Labour Research (May 2023)

Health & Safety Matters

Toolkit tackles sexual harassment

As the CBI employers’ body became the latest organisation to face allegations of serious sexual misconduct within its ranks, Wales TUC launched its Sexual harassment in the workplace toolkit.

Co-authored by Welsh Women’s Aid, it includes information and support to help workers identify workplace sexual harassment, hold employers to account to prevent sexual harassment from happening in workplaces and campaign for a zero tolerance approach to workplace sexual harassment.

Welsh Women’s Aid’s 2021 No grey arearesearch found that four out of five women in Wales have experienced some form of sexual harassment at work, suggesting “epidemic levels of misogyny and sexism being tolerated within workplaces”.

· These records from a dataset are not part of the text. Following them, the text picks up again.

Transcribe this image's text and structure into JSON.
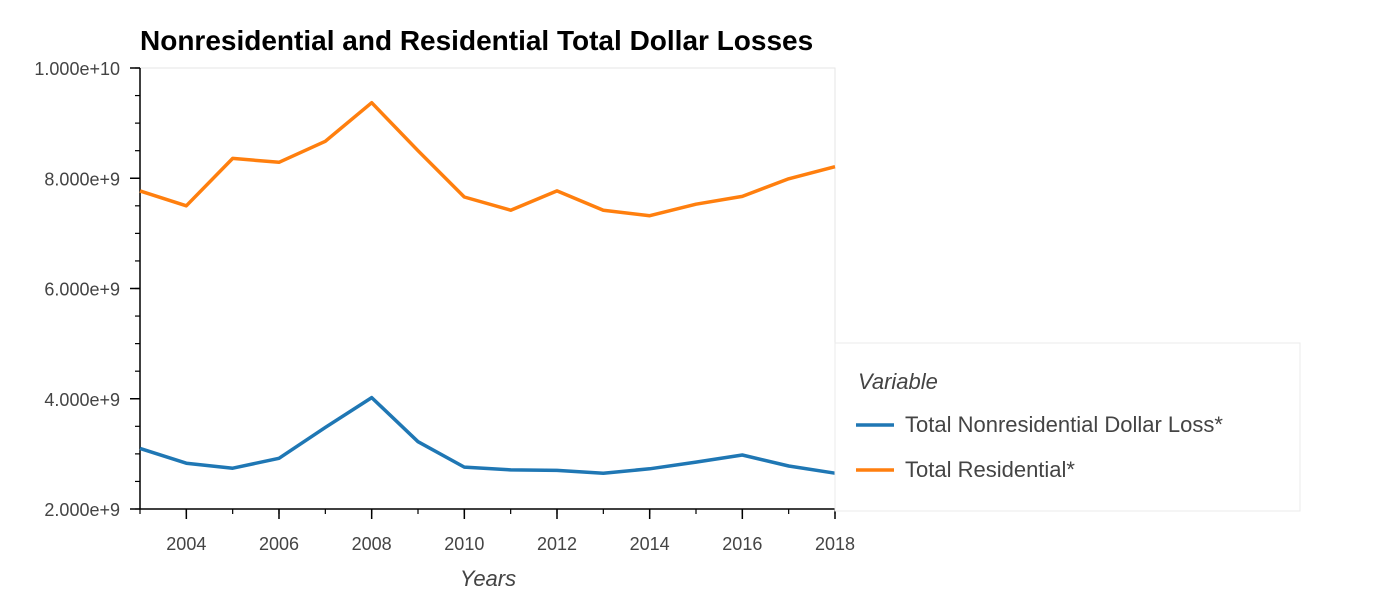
{
  "chart_data": {
    "type": "line",
    "title": "Nonresidential and Residential Total Dollar Losses",
    "xlabel": "Years",
    "ylabel": "",
    "x": [
      2003,
      2004,
      2005,
      2006,
      2007,
      2008,
      2009,
      2010,
      2011,
      2012,
      2013,
      2014,
      2015,
      2016,
      2017,
      2018
    ],
    "xlim": [
      2003,
      2018
    ],
    "ylim": [
      2000000000,
      10000000000
    ],
    "x_ticks": [
      2004,
      2006,
      2008,
      2010,
      2012,
      2014,
      2016,
      2018
    ],
    "x_tick_labels": [
      "2004",
      "2006",
      "2008",
      "2010",
      "2012",
      "2014",
      "2016",
      "2018"
    ],
    "y_ticks": [
      2000000000,
      4000000000,
      6000000000,
      8000000000,
      10000000000
    ],
    "y_tick_labels": [
      "2.000e+9",
      "4.000e+9",
      "6.000e+9",
      "8.000e+9",
      "1.000e+10"
    ],
    "grid": false,
    "legend": {
      "title": "Variable",
      "placement": "right"
    },
    "series": [
      {
        "name": "Total Nonresidential Dollar Loss*",
        "color": "#1f77b4",
        "values": [
          3100000000,
          2830000000,
          2740000000,
          2920000000,
          3480000000,
          4020000000,
          3220000000,
          2760000000,
          2710000000,
          2700000000,
          2650000000,
          2730000000,
          2850000000,
          2980000000,
          2780000000,
          2650000000
        ]
      },
      {
        "name": "Total Residential*",
        "color": "#ff7f0e",
        "values": [
          7770000000,
          7500000000,
          8360000000,
          8290000000,
          8670000000,
          9370000000,
          8500000000,
          7660000000,
          7420000000,
          7770000000,
          7420000000,
          7320000000,
          7530000000,
          7670000000,
          7990000000,
          8210000000
        ]
      }
    ]
  }
}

Wales TUC general secretary Shavanah Taj commented: “Sexual harassment is part of a wider, relentless culture of sexual violence and misogyny.” Last month, in response to reports in The Telegraph newspaper that ministers will backtrack on promises to strengthen sexual harassment laws at work, the TUC said women are experiencing sexual harassment and abuse on “an industrial scale”.

It would be “utterly shameful” if the government allows the Worker Protection (Amendment of Equality Act 2010) Bill to fall, it added.

The Private Member’s Bill has been progressing through Parliament with government support and had its second reading in the House of Lords in March.